Saiu ontem a centésima edição do guia Michelin, a francesa, e isto está em todas as mídias de gastronomia hoje. Mas o mais interessante é que pela sexta vez um chef desistiu das estrelas por causa do stress de tocar um restaurante 3 estrelas sob os critérios do Michelin.
Desta vez o chef Marc Veyrat, de 58 anos, decidiu parar de tocar pessoalmente o restaurante Auberge de l”Eridan, em Annecy, na Savóia Francesa, em meio aos Alpes. Ele disse que fisicamente já fez o máximo que podia fazer e culpou o stress de ter que manter a coisa no ponto máximo o tempo todo. O restaurante continua funcionando mas agora mais light e despreocupado. Mas espertamente ele anunciou sua decisão tarde demais para o guia retirá-lo da impressão desta edição, e ainda está lá com suas 3 estrelas em 2009.
Em novembro do ano passado o chef Olivier Roellinger, de 53 anos, resolveu fechar seu 3 estrelas Maisons de Bricourt, no pequeno porto de Cancale na Bretanha, dizendo que fisicamente não podia mais continuar cozinhando, “minhas pernas não me seguram mais”. Dizem todos que o problema não foi físico, mas a pressão que ele sentia todo dia para manter a alta qualidade.
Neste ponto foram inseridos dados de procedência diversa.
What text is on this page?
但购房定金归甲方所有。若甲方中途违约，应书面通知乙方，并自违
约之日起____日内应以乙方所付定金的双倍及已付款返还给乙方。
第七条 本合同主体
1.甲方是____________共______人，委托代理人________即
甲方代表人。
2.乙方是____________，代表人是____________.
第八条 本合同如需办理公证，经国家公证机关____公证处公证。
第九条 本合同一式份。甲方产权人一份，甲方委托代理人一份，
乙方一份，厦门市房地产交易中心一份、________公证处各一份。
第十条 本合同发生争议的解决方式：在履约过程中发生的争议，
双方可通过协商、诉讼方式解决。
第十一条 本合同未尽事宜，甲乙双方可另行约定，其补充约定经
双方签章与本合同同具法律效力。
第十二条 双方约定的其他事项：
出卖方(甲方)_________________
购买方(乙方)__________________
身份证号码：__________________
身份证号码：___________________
Ambos chefs pretendem continuar na cozinha, mas tocando restaurantes mais simples e descontraídos.
Outros 4 chefs já desistiram anteriormente das estrelas Michelin: Joel Robuchon em 1996, Alain Senderens em 2005, Antoine Westermann em 2006, e o mais dramático, Bernard Loiseau, que escolheu o caminho mais definitivo, suicidando-se em 2003 quando chegaram-lhe rumores que na próxima edição seu restaurante perderia a terceira estrela. Este com certeza estava estressado mesmo. Lembro que esta notícia saiu no mundo inteiro.
O crítico do Le Figaro, François Simon, disse que o stress é enorme, “é como se todo dia você tivesse que acordar de manhã e pilotar um jato de Londres a Los Angeles. Você sempre tem que estar impecável, e chega um ponto em que você não tem mais a energia, a felicidade e a excitação para fazê-lo”.
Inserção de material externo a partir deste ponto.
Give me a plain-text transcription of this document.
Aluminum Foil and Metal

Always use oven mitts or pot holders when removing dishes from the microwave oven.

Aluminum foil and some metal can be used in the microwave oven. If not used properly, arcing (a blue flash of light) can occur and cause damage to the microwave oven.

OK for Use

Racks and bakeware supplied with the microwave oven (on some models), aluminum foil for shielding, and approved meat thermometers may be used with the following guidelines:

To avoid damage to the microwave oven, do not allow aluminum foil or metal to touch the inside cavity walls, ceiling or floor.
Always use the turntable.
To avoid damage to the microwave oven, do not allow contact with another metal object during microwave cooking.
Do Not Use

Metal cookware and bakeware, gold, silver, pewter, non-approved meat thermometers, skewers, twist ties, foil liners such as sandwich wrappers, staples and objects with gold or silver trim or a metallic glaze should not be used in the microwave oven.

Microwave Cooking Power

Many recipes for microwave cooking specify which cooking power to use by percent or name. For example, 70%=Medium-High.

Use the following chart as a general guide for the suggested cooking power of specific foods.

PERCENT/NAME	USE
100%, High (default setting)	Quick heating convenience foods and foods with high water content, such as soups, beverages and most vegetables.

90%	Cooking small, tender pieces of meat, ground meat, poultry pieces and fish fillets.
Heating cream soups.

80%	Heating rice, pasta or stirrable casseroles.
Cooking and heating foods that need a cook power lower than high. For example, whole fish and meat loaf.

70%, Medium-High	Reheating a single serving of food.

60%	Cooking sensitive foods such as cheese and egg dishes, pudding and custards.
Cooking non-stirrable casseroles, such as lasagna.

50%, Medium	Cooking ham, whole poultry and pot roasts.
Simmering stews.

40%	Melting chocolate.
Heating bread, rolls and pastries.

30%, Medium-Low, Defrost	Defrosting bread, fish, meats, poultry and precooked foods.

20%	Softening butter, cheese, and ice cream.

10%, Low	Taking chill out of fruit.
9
Se somarmos isto com as críticas que o Michelin vem recebendo há alguns anos, de não acompanhar as mudanças no mercado da gastronomia – como a multiplicação dos bistrôs de qualidade pelas grandes capitais, a sua criação de guias para cidades não tão reconhecidas pela gastronomia como Macau (e São Paulo não tem a sua edição), e desta vez o fato deles terem dado a terceira estrela ao restaurante do Hotel Bristol em Paris reconhecidamente porque o presidente Sarkozy costuma almoçar por lá, chegamos à conclusão que sim, alguma coisa de muito importante está mudando no tradicional círculo da elite gastronômica mundial.
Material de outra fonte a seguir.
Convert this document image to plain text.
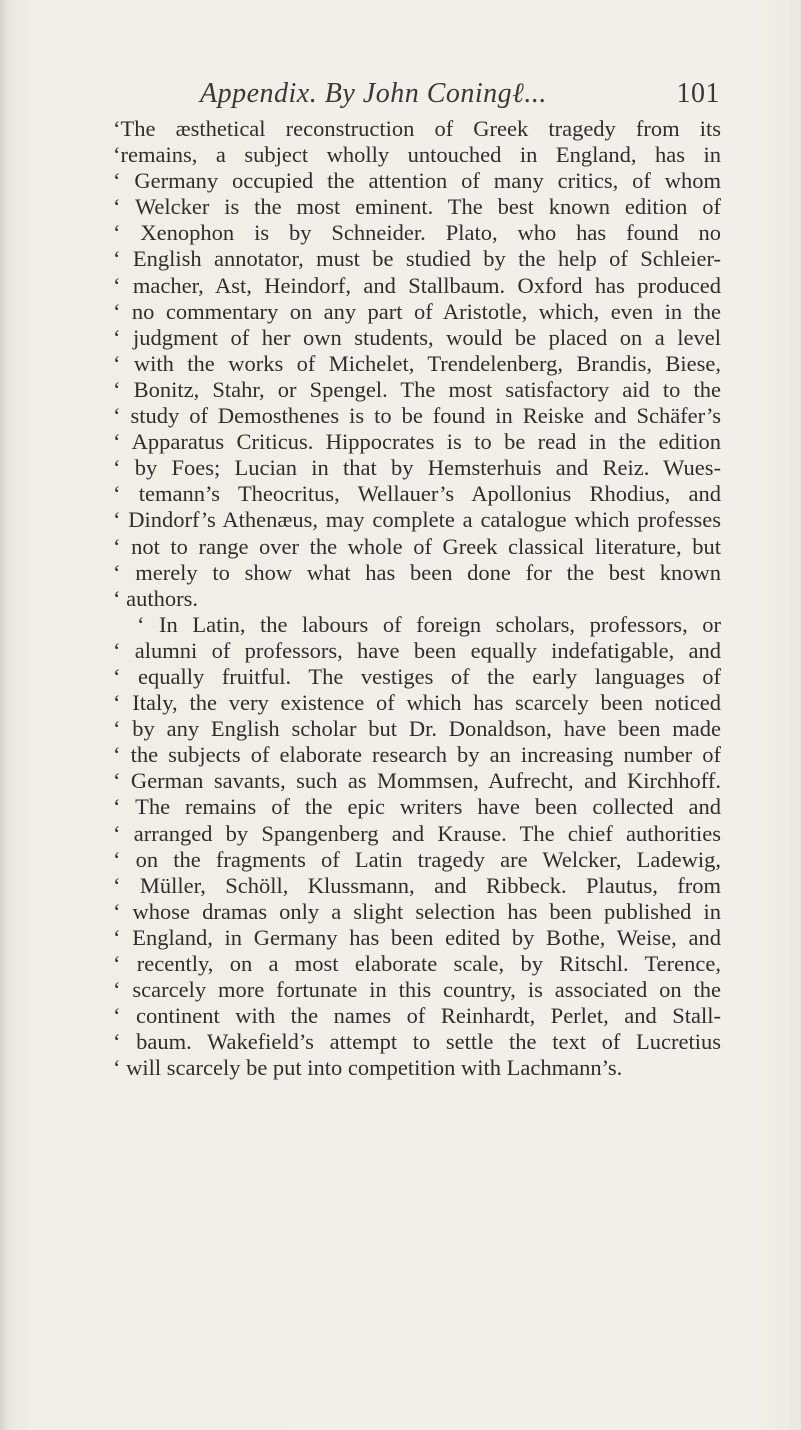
Appendix. By John Coningℓ...	101
‘The æsthetical reconstruction of Greek tragedy from its
‘remains, a subject wholly untouched in England, has in
‘ Germany occupied the attention of many critics, of whom
‘ Welcker is the most eminent. The best known edition of
‘ Xenophon is by Schneider. Plato, who has found no
‘ English annotator, must be studied by the help of Schleier-
‘ macher, Ast, Heindorf, and Stallbaum. Oxford has produced
‘ no commentary on any part of Aristotle, which, even in the
‘ judgment of her own students, would be placed on a level
‘ with the works of Michelet, Trendelenberg, Brandis, Biese,
‘ Bonitz, Stahr, or Spengel. The most satisfactory aid to the
‘ study of Demosthenes is to be found in Reiske and Schäfer’s
‘ Apparatus Criticus. Hippocrates is to be read in the edition
‘ by Foes; Lucian in that by Hemsterhuis and Reiz. Wues-
‘ temann’s Theocritus, Wellauer’s Apollonius Rhodius, and
‘ Dindorf’s Athenæus, may complete a catalogue which professes
‘ not to range over the whole of Greek classical literature, but
‘ merely to show what has been done for the best known
‘ authors.
‘ In Latin, the labours of foreign scholars, professors, or
‘ alumni of professors, have been equally indefatigable, and
‘ equally fruitful. The vestiges of the early languages of
‘ Italy, the very existence of which has scarcely been noticed
‘ by any English scholar but Dr. Donaldson, have been made
‘ the subjects of elaborate research by an increasing number of
‘ German savants, such as Mommsen, Aufrecht, and Kirchhoff.
‘ The remains of the epic writers have been collected and
‘ arranged by Spangenberg and Krause. The chief authorities
‘ on the fragments of Latin tragedy are Welcker, Ladewig,
‘ Müller, Schöll, Klussmann, and Ribbeck. Plautus, from
‘ whose dramas only a slight selection has been published in
‘ England, in Germany has been edited by Bothe, Weise, and
‘ recently, on a most elaborate scale, by Ritschl. Terence,
‘ scarcely more fortunate in this country, is associated on the
‘ continent with the names of Reinhardt, Perlet, and Stall-
‘ baum. Wakefield’s attempt to settle the text of Lucretius
‘ will scarcely be put into competition with Lachmann’s.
Talvez seja por inclinação pessoal minha, mas não deixo de pensar que a web tem também algo a ver com isto, ainda que não pela decisão dos chefs, mas pelas mudanças gerais em critérios e processos. Afinal, toda esta horizontalização social em comunidades gastronômicas espalhadas pelo planeta e a capacidade de produzir informação de alta credibilidade (por serem opiniões pessoais) das novas mídias 2.0, tendem a democratizar todos os processos e a reforçar transparências que nunca foram muito desejadas pelas instituições, como é o caso do guia Michelin. Ok, isto ainda pode ser um fenômeno leve, mas os efeitos estão por aí. Além disso, os interesses em dar estrelas para este ou aquele restaurante por questões de política ou de relacionamento do grupo acabam por minar um pouco a credibilidade destas estrelas. E ainda também, quantos dos profissionais querem de verdade, lá no seu íntimo mesmo, serem os melhores? Por que teriam eles que serem os melhores e não simplesmente bons profissionais fazendo o que gostam?
Claro que é mais fácil abandonar tudo e ir montar uma pousada na praia quando você já alcançou o topo e provavelmente vai viver destas memórias, que lhe trarão também recursos, mas este não é o unico caminho, nem para os chefs e nem para nós, simples mortais que adoramos comer. E estes chefs que deixaram suas estrelas, mais os que provavelmente ainda vão deixar no futuro próximo, confirmam que o guia Michelin ainda vai ter que se adaptar às diferentes faces da realidade da gastronomia nos dias atuais. Diferentes faces da nova sociedade.
Será que quando São Paulo tiver uma edição do Michelin ele já não vai valer mais nada?
Tanto stress assim, eu heim…
Os dados dos chefs e as frases citadas eu li no Telegraph.